At this stage Violetta should have told him to push off. Now, I had a problem once with the mother of a girlfriend who threatened me with a knife. Did I run for it? No way. It broke up eventually, but I would like to think it's because the young woman in question and I didn't like what we saw in front of us, rather than me fretting about a knife-wielding crazy mama coming up behind me. But Violetta was bullied psychologically by a smooth-talker, who did not want his boy cohabiting with a woman of dubious morals. Germont even spouts some crap about her continuing to live, mind you with someone else's son. That despite Violetta already informing him that her illness is pretty terminal. Then he has the nerve to tell her to "be happy" before she writes a note to Alfredo, telling him it's all over and she's off.

Alfredo gets cross, well he is played by a Maltese tenor. Well he doesn't just get cross; he is livid, as is borne out when they see each other again around a gaming table at their friend Flora's house. Before that matadors and gypsy girls join the guests in a song and dance in a room vibrating with deep colours. Then it gets serious. Violetta arrives with Baron Douphol (Eddie Wade). The Baron and Alfredo play a game of cards that is more like the duel that is to come later, with Alfredo, both times, coming out on top. Violetta makes out she is in love with the Baron. Alfredo calls everyone back into the room and throws his winnings at Violetta; paying back everything he owes her. She faints again and it is Alfredo who is humiliated by his actions. Even his father shuns him: "Where is my son? I cannot find him."

Pulling of the heart strings

Act Three is a death scene as powerful as any, with the despair of the mad scene in Lucia di Lammermoor, Donizetti's highland fling, coming to mind. Violetta's consumption has got worse, although not as much as that of some of the people sitting around me who seemed to have saved their most throaty of croaks for the end. Violetta, dressed in her nightgown, suffers with great yearning ("I miss so much Alfredo's love," she sings as the heartstrings get pulled every which way in Addio, del passato), lifting herself from her sick bed.
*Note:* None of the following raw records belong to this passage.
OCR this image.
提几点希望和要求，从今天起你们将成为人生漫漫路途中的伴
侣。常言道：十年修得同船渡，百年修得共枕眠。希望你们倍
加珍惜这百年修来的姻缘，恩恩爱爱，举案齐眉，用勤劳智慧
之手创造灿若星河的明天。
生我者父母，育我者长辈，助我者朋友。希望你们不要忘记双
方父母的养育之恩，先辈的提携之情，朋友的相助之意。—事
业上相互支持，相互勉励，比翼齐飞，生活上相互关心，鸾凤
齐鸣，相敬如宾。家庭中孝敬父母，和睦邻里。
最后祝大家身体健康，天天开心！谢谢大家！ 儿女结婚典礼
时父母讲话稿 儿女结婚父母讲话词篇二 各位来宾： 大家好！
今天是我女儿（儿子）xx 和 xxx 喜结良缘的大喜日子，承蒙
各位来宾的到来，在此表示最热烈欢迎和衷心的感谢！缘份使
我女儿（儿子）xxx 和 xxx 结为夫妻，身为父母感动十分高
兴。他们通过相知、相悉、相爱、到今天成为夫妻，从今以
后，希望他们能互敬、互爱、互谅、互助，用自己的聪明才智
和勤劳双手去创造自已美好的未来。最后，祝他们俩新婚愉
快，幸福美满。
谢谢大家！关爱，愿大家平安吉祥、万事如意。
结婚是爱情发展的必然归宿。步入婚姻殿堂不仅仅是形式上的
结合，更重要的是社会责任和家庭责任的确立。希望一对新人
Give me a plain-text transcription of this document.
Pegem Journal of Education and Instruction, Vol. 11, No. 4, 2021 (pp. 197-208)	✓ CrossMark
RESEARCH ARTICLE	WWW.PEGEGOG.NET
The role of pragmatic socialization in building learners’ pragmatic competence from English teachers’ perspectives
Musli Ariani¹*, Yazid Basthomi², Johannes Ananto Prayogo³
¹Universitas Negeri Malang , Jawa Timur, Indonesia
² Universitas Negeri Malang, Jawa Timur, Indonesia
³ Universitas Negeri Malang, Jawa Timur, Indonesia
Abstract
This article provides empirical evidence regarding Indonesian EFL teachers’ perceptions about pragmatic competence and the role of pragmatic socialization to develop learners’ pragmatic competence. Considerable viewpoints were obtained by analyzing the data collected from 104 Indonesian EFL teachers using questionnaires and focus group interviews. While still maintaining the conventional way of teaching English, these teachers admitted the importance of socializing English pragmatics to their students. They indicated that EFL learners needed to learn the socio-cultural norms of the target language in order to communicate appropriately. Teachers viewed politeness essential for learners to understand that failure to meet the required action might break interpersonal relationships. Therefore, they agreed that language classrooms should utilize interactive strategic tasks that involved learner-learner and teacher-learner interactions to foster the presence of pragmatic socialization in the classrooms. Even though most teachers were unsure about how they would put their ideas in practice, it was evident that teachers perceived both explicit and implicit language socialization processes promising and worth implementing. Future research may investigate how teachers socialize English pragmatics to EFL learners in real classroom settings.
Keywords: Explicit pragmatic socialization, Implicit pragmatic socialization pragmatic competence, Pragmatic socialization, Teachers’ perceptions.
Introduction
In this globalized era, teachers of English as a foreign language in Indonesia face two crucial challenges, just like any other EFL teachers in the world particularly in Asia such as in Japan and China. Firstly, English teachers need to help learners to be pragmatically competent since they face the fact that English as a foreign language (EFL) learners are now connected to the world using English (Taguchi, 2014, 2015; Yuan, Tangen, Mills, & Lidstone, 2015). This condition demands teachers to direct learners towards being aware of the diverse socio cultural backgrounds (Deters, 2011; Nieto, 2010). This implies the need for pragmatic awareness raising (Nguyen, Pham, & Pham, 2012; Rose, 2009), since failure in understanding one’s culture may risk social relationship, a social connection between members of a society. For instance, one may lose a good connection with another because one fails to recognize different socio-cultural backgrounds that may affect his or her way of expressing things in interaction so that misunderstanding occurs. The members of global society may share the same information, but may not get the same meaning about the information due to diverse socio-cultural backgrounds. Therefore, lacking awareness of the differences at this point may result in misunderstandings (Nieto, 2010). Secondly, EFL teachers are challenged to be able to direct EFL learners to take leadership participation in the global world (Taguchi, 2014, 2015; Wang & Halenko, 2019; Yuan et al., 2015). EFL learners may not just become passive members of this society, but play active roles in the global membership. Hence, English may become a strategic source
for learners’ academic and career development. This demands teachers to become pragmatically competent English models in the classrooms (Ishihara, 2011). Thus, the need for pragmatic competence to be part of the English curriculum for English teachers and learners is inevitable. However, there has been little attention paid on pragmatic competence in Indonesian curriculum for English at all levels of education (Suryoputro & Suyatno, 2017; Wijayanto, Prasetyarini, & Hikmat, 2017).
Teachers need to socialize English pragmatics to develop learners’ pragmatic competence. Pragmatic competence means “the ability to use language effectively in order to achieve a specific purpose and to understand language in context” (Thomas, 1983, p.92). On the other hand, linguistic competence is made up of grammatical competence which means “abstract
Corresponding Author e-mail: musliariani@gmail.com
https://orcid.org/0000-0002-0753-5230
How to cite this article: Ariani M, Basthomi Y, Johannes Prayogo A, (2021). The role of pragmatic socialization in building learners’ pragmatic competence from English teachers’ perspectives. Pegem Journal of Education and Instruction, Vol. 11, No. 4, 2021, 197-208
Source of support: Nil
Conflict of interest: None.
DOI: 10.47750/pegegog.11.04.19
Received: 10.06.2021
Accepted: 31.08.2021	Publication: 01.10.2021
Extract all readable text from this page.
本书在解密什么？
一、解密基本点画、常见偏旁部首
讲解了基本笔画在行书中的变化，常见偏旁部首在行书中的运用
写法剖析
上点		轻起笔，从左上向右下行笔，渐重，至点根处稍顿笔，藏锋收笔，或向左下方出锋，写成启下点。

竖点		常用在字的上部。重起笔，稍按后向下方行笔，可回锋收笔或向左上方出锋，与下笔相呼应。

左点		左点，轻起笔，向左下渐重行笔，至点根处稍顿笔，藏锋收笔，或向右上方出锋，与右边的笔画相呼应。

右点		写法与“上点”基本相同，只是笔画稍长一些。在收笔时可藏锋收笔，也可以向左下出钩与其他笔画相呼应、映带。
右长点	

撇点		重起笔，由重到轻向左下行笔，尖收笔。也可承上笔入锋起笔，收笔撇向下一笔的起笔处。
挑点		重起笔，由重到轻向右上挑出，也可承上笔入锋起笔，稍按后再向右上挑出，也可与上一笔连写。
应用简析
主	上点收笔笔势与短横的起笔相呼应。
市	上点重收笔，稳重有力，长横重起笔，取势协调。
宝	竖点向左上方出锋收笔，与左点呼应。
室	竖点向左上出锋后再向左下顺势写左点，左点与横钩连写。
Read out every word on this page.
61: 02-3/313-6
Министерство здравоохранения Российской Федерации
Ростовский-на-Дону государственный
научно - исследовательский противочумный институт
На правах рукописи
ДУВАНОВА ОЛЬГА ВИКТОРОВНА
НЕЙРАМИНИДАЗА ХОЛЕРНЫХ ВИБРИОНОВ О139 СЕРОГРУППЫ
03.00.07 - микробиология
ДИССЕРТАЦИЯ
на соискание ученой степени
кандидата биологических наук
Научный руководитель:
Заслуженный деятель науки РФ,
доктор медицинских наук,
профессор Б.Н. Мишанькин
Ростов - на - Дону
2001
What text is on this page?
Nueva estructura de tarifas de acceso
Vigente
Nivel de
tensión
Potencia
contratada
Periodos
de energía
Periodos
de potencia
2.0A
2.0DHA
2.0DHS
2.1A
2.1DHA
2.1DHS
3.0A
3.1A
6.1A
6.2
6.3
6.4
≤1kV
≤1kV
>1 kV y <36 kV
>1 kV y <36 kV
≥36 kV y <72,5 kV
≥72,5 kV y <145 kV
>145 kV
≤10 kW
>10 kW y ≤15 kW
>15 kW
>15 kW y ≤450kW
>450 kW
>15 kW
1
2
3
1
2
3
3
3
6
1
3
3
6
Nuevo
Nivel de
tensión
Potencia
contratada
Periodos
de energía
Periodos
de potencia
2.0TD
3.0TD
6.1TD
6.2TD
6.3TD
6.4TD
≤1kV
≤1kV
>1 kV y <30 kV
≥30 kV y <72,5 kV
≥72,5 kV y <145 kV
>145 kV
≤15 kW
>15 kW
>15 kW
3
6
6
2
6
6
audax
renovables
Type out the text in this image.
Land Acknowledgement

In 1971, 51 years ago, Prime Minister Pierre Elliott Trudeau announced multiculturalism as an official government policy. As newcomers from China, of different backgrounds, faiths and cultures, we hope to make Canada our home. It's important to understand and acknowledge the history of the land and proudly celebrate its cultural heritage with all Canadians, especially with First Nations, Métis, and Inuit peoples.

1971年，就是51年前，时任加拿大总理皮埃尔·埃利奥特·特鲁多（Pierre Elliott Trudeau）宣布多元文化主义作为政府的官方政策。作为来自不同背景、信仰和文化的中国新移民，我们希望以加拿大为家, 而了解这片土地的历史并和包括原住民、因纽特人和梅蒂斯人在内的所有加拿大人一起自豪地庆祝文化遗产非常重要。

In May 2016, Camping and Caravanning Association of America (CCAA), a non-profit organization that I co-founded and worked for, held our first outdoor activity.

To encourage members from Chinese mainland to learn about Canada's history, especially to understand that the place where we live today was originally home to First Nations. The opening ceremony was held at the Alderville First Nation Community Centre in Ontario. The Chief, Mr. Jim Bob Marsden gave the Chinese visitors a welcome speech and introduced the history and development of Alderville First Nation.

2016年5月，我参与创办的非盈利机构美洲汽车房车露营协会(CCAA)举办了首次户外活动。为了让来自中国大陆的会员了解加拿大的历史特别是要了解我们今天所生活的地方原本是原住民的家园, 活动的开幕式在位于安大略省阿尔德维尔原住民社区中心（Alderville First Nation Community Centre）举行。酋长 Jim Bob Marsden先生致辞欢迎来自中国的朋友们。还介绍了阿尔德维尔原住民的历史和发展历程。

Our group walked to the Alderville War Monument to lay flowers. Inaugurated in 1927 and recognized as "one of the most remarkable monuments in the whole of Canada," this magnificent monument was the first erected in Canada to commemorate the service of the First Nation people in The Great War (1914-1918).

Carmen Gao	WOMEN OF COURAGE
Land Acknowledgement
The bleakness of her room, and the weeping solo violin, contrasts with the colour of the carnival going on outside her window. Alfredo arrives only as she is about to breathe her last. "Forgive my father and me," he implores. "What is there to forgive?" she responds. Now Verdi should have turned a bit Faustian at this stage and let Violetta put a curse on Alfredo and his old man for what they did to her. But that's probably another opera altogether.

Still, she gives Alfredo a locket to remind him of her and for him to give to any future wife (as if any future Mrs Alfredo is going to want someone else's cast off). Alfredo's father is also repentant. "Forgive me for having made your heart suffer." Too late pal. She collapses and dies.

This is Violetta's opera and Amsellem is a soprano with great range and compassion. Calleja is a tyro tenor, who will eventually leave Traviata behind to move on to more demanding roles. Michaels-Moore provides one of the highlights with his duets with Violetta (Ah! Dite alla giovine makes you just sit up in your seat) as he tries, successfully, to persuade her to leave Alfredo. He should be the villain of the piece, and is, but with such singing he deserved to receive some of the loudest cheers of the evening.